Rough-Cut Screening Session
During each DC we host a number of feedback sessions for film projects in a rough cut stage.
Each edition of the DC will have a different theme / focus. In 2018 the focus was on film projects from Algeria.
Film projects are nominated and selected in collaboration with a local partner. In 2018 our local partner was Bejaia Film Laboratoire.
Selected filmmakers will gain the opportunity and the access to acquire the opinions of leading international documentary film experts regarding:
- the current situation of their projects,
- missing elements of the project as well
- potential of development of the documentary film project.
As well as attend the full Documentary Convention.
In 2018 we had three slots scheduled for feedback sessions that ran parallel to the rest of the DC program. Each session was attended by three or more experts and a facilitator to advise on different aspects of the film project such as: dramaturgic and creative aspects, legal or production aspects, technical areas and marketing and distribution.
Experts who advised on the selected projects in closed sessions during the DC included: Bruni Burres (Sundance Institute), Emma Davie (filmmaker), Feras Fayyad (dir. Last Men In Aleppo), Hicham Falah (Fidadoc), Isabel Arrate (IDFA Bertha Fund), Leena Passanen (DOK Leipzig), Saida Abdi (Boston Children’s Hospital)
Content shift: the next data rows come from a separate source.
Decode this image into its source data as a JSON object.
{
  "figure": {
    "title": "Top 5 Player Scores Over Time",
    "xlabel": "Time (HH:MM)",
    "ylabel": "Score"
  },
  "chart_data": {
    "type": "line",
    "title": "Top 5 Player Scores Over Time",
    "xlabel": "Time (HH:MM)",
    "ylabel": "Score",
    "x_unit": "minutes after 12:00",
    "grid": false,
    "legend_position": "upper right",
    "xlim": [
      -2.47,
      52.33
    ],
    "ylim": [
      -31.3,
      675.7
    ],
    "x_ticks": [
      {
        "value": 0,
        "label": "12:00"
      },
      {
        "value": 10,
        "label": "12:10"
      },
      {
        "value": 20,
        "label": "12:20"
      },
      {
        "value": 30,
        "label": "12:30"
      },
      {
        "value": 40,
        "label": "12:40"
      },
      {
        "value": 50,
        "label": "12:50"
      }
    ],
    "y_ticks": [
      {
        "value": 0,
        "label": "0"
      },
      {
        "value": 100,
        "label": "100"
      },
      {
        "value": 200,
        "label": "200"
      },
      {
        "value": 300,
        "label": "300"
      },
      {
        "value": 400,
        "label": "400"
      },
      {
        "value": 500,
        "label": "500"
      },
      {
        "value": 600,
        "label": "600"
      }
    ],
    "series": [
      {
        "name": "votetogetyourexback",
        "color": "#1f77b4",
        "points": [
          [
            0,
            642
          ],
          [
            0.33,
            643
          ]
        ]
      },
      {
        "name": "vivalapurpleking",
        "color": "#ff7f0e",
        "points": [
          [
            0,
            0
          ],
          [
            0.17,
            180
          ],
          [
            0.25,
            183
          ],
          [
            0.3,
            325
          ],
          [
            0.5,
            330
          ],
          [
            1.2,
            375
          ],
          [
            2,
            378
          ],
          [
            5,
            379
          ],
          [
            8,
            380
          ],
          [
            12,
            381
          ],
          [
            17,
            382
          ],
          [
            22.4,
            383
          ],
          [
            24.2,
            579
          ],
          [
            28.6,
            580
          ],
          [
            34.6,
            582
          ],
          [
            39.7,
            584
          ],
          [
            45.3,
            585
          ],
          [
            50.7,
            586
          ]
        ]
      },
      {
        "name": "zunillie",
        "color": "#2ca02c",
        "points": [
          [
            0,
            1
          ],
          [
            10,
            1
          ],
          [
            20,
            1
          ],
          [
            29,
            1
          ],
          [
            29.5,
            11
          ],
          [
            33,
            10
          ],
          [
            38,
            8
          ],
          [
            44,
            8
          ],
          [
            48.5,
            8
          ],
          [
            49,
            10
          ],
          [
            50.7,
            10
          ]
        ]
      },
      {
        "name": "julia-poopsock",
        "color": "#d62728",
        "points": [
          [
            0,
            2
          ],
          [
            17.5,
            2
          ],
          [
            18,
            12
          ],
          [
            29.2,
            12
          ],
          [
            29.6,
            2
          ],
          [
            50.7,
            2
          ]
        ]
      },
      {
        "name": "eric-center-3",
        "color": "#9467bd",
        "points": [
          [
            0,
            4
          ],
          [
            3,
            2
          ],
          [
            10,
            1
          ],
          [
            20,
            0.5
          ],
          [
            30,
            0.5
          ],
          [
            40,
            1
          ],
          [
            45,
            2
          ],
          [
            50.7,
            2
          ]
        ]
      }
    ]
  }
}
2018 projects were selected in partnership with Béjaia Film Laboratoire and by the two main partners AFAC and DOX BOX board member and manager of Fidadoc, Hicham Falah; in consultation with IDFA Bertha Fund.
ALGERIA, OUT OF PLACE by director Dorothée-Myriam Kellou
The director sets out on a journey with her father to Algeria, to visit his hometown “Mansourah”.
The village of Mansourah was one of many resettlement centres, a term coined by the Frencharmy to describe its policy of forcibly displacing Algeria’s rural population. They were being shutoff in isolated camps and villages to cut them off from the National Liberation Front (FLN) fighters.
The journey undertook by the director and her father gathers and
preserve a historical memory that has remained hidden until this day.
DERUISHA by directors Leïla Beratto and Camille Millerand
A group of African migrants who live in a building under construction are trying to survive.
At night, they are attacked and threatened with expulsion. They decide to organize themselves to defend themselves, to protect their home, without jeopardizing their dreams. Should they flee? But where to go? And if they choose to stay? What risks do they take?
THEIR ALGERIA by director Lina Soualem
(org. “L’Algerie en Auvergne”)
Aïcha, 80 years-old, was married at 15 in Algeria. In 1953, at 17, she immigrates to a small town in Central France, to join Mabrouk, a husband she barely knows. The film dives intoAïcha’s daily life. Two stories are intertwined: her life journey and the history of Algerian immigration.
All three directors will attend the aDC’18 from 12-14 April, and screen their film each in a tailor-made closed session to a group of international expert consultants.